I followed it, walking past the lockers until I came to an open area with benches and a couple of tables. The showers were past that, and someone was apparently taking advantage of them. Steam billowed around Reyes as he sat on one of the tables. A man who must’ve been his trainer stood in front of him, wrapping his hands in white tape, just like in the movies. His jeans hung low on his hips, showing just enough of the dip between hipbone and abdomen to weaken my knees. Bandages and more white tape adorned a shoulder and encircled his ribs, and I fought to tamp down my concern. As for the rest of him, his coppery skin stretched with fluid grace over a solid frame of hard muscles and long sinewy curves. He was simply magnificent.

The first time I saw Reyes, I was in high school and my sister Gemma and I had spotted him through the kitchen window of his apartment late one night. It was a bad part of town, and what I saw proved it. A man—a man who I would later learn was Earl Walker, the monster who raised Reyes and who, years after that event, had tortured and almost killed me in my own apartment—was beating him. Reyes was nineteen at the time. Fierce. Feral. And beautiful. But the man was huge. His fists were slamming into Reyes until he could no longer stand. Could no longer defend himself.

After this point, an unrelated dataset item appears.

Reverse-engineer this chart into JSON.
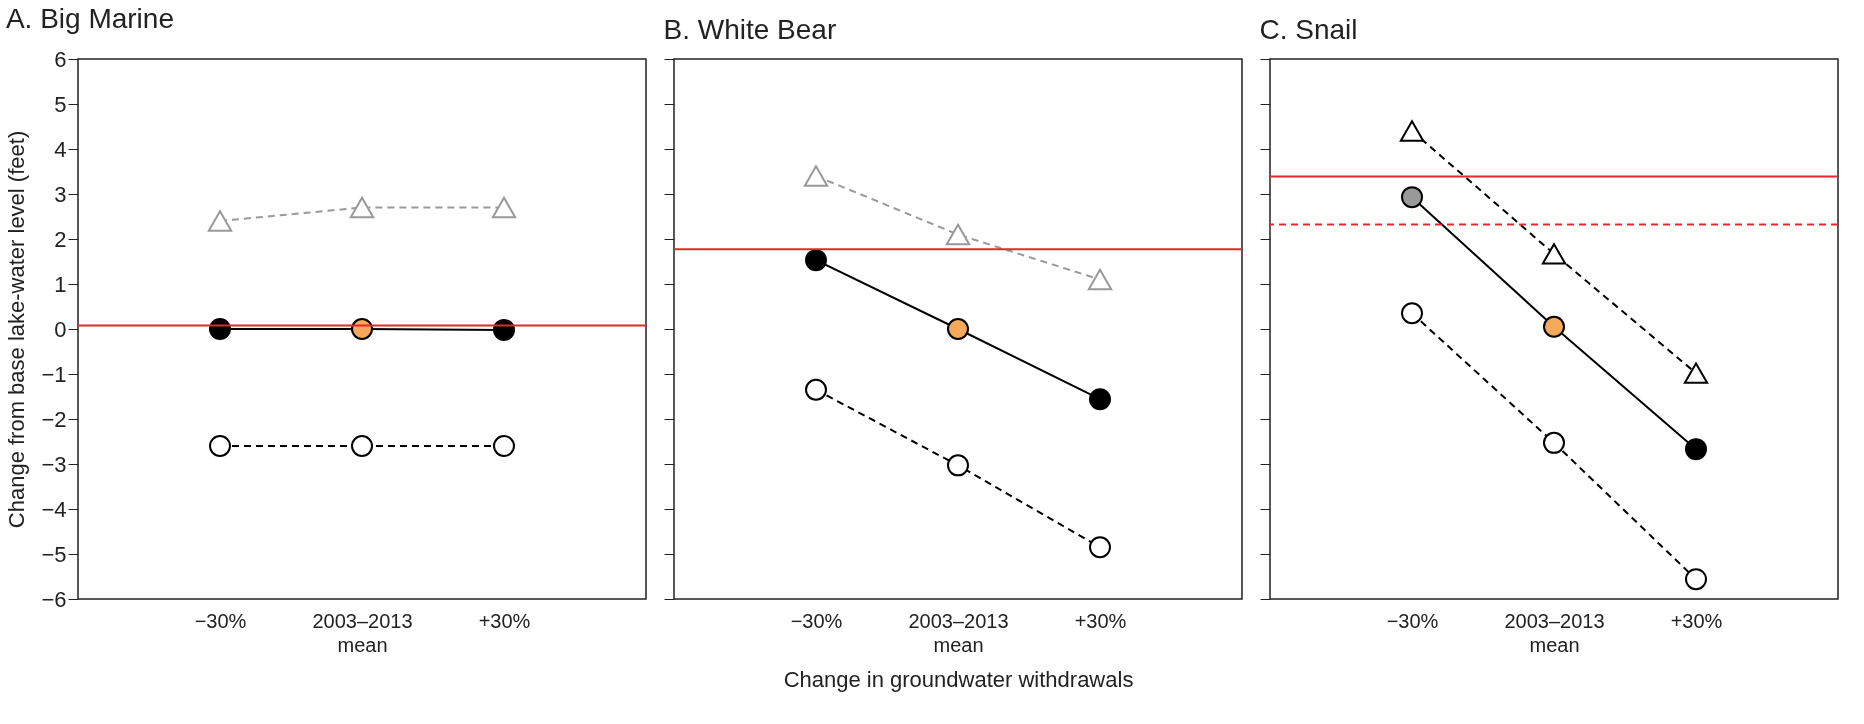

To stop the man from killing him, I’d thrown a brick through the kitchen window. It’d worked. The man stopped. But that brick was like putting a Band-Aid on a gunshot wound. I found out years later that Reyes had spent over a decade in prison for killing Earl Walker, only to be told that Earl wasn’t really dead. He’d faked his own death, and Reyes had gone to prison for a crime he didn’t commit. The problem lay in the fact that Reyes escaped from prison to prove his innocence and used me as bait to get Earl Walker to come out of hiding. I almost died as a result. Cookie and her daughter, Amber, were put at risk as well.

Those things combined with the fact that Reyes was literally the son of Satan, forged in the fires of sin and degradation, were proving a little hard to get past. But he was also the dark entity that had followed me my whole life. Had saved it more than once. His actions contradicted everything I was raised to believe about such darkness. Such ambiguity.

And now, I stood at the precipice of a great divide. Did I dare trust him again? Did I dare believe anything he had to say? I had spent two months in my apartment pondering that very thing.